Wer den BER aus der Krise führen will, kommt an einer Privatisierung nicht vorbei. Nur mit einer neuen Eigentümerstruktur kann endlich ein wettbewerbsfähiges Geschäftsmodell entstehen. Erst dann werden auch dringend notwendige Gebührensenkungen möglich, die bislang durch staatliche Beihilfen und europäisches Wettbewerbsrecht blockiert sind. Die Kompetenz vor Ort ist vorhanden, selbst die Geschäftsführung bringt Erfahrung mit Privatisierungen mit. Was fehlt, ist allein der politische Wille.

Stattdessen wird der BER weiterhin zum Fass ohne Boden für die Steuerzahler. Es ist den Bürgern nicht länger zuzumuten, Jahr für Jahr Verluste auszugleichen, insbesondere dann nicht, wenn gleichzeitig das Geld für eine verfassungsgemäße Beamtenbesoldung fehlt.

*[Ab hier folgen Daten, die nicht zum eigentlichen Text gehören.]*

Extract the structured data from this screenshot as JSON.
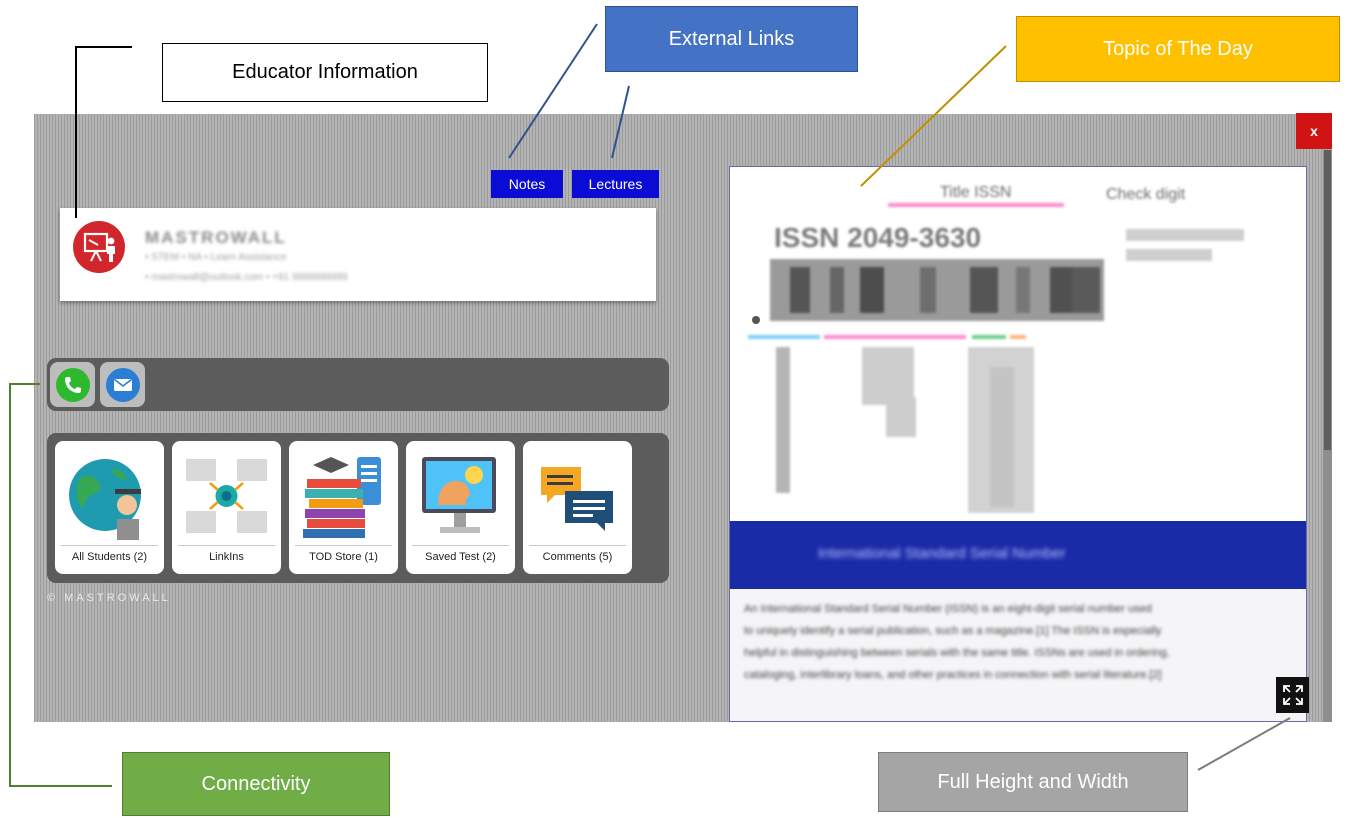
{
  "window": {
    "close_label": "x"
  },
  "external_links": {
    "notes_label": "Notes",
    "lectures_label": "Lectures"
  },
  "educator": {
    "name": "MASTROWALL",
    "line1": "• STEM • NA • Learn Assistance",
    "line2": "• mastrowall@outlook.com • +91 9999999999",
    "avatar_icon": "teacher-presentation-icon",
    "avatar_color": "#d1262b"
  },
  "connectivity": {
    "buttons": [
      {
        "icon": "phone-icon",
        "color": "#2db82d"
      },
      {
        "icon": "mail-icon",
        "color": "#2a7fd4"
      }
    ]
  },
  "tiles": [
    {
      "label": "All Students (2)",
      "icon": "globe-graduate-icon"
    },
    {
      "label": "LinkIns",
      "icon": "network-books-icon"
    },
    {
      "label": "TOD Store (1)",
      "icon": "books-stack-icon"
    },
    {
      "label": "Saved Test (2)",
      "icon": "idea-monitor-icon"
    },
    {
      "label": "Comments (5)",
      "icon": "chat-bubbles-icon"
    }
  ],
  "copyright": "© MASTROWALL",
  "topic": {
    "image_title": "Title ISSN",
    "check_digit_label": "Check digit",
    "issn_number": "ISSN 2049-3630",
    "banner_text": "International Standard Serial Number",
    "article_lines": [
      "An International Standard Serial Number (ISSN) is an eight-digit serial number used",
      "to uniquely identify a serial publication, such as a magazine.[1] The ISSN is especially",
      "helpful in distinguishing between serials with the same title. ISSNs are used in ordering,",
      "cataloging, interlibrary loans, and other practices in connection with serial literature.[2]"
    ]
  },
  "callouts": {
    "educator": "Educator Information",
    "external": "External Links",
    "topic": "Topic of The Day",
    "connectivity": "Connectivity",
    "fullscreen": "Full Height and Width"
  }
}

Wenn die Landesregierung die Privatisierung weiterhin verweigert, muss sie endlich erklären, wie ihr Plan für den BER aussieht und wer künftig die immer größeren Defizite bezahlen soll. Wegducken reicht spätestens nach der Entscheidung von Ryanair nicht mehr. Bund und Länder müssen Rahmenbedingungen schaffen, unter denen ein Hauptstadtflughafen eine echte Chance hat. Das Bild, das Deutschland mit dem BER international vermittelt, ist bezeichnend und zeigt den Tiefflug der deutschen Wirtschaft.